A third of solar units within Meralco’s franchise area are unregistered, according to data cited by the power distributor’s top official — a figure that has fueled calls to bring rogue installations into compliance as residential solar adoption accelerates across the country.

Lawrence Fernandez, Meralco’s Vice President and Head of Utility Economics, raised the concern during a Senate hearing, urging the Department of Energy and the Department of Trade and Industry to tighten technical and safety standards for solar equipment and to address what he described as “guerrilla” solar installations — setups that sidestep local government permitting requirements.

“There are a lot of installations compared to what’s registered. So given the streamlining, maybe the bill can also include a provision on how the industry can regularize those guerrilla installations,” Fernandez said.

The figures behind Meralco’s franchise area underscore the scale of the shift. The utility currently counts around 20,000 net metering installations with a combined capacity exceeding 170 megawatts, while larger commercial operators have added a further 370 megawatts of solar capacity outside the program — bringing total registered solar capacity in the area to roughly 500 megawatts.

Despite that registered base, Fernandez flagged gaps in equipment compliance that persist even among formal installations.

“We have seen that there is already a standard for inverters, for example, but there are installers who do not use those inverters that adapt to international standards,” he said.

Fernandez also expressed support for proposed amendments to the Renewable Energy Act authored by Senator Sherwin Gatchalian, which would streamline the net metering program, give the Energy Regulatory Commission authority to define the program’s scope, and ease permitting for grid-connected solar systems. The current net metering framework, established under the 2008 Renewable Energy Act, allows consumers to install up to 100 kilowatts of renewable energy capacity and export surplus power to the grid in exchange for bill credits, but has drawn criticism for slow approval timelines and burdensome permit requirements.
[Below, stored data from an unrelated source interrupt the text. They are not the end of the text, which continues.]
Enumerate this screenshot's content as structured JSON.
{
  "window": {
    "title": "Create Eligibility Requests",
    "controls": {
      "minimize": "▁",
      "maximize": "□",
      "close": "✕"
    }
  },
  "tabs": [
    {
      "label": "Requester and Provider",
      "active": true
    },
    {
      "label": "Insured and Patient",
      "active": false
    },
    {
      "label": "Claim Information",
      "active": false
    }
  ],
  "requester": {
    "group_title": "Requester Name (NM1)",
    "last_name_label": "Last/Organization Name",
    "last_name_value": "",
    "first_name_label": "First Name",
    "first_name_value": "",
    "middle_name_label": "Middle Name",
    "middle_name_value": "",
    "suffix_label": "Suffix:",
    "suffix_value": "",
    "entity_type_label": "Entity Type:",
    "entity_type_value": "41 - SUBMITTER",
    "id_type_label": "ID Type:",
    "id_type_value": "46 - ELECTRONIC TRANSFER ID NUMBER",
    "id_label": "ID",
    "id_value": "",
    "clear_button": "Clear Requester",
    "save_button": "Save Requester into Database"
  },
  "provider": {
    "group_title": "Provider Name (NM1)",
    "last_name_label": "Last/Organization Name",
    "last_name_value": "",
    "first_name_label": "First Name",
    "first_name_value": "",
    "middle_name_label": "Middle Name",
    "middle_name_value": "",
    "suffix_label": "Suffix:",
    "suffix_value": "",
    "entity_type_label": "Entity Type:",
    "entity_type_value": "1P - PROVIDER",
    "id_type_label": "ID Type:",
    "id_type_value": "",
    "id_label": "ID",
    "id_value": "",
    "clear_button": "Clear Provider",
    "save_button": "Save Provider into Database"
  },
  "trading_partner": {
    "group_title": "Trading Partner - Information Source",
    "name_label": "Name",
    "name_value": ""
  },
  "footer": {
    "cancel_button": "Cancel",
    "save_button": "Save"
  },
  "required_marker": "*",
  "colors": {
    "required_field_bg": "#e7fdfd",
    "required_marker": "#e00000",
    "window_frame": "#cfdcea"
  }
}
Driving demand for solar is the country’s retail electricity pricing environment, where rates frequently climb above P10 to P12 per kilowatt-hour. A formally installed small residential rooftop system typically costs between P200,000 and P350,000 — a barrier that, combined with limited public awareness, has kept adoption from reaching its potential despite strong interest. An Ateneo de Manila University study conducted in 2024 found that 82 percent of surveyed households wanted to shift to solar panels, though only 20 percent had concrete plans to do so.

National data points to an already significant footprint: the Philippine Statistics Authority and the Department of Energy recorded solar energy use by 27.2 percent of households in 2023 under the Household Energy Consumption Survey.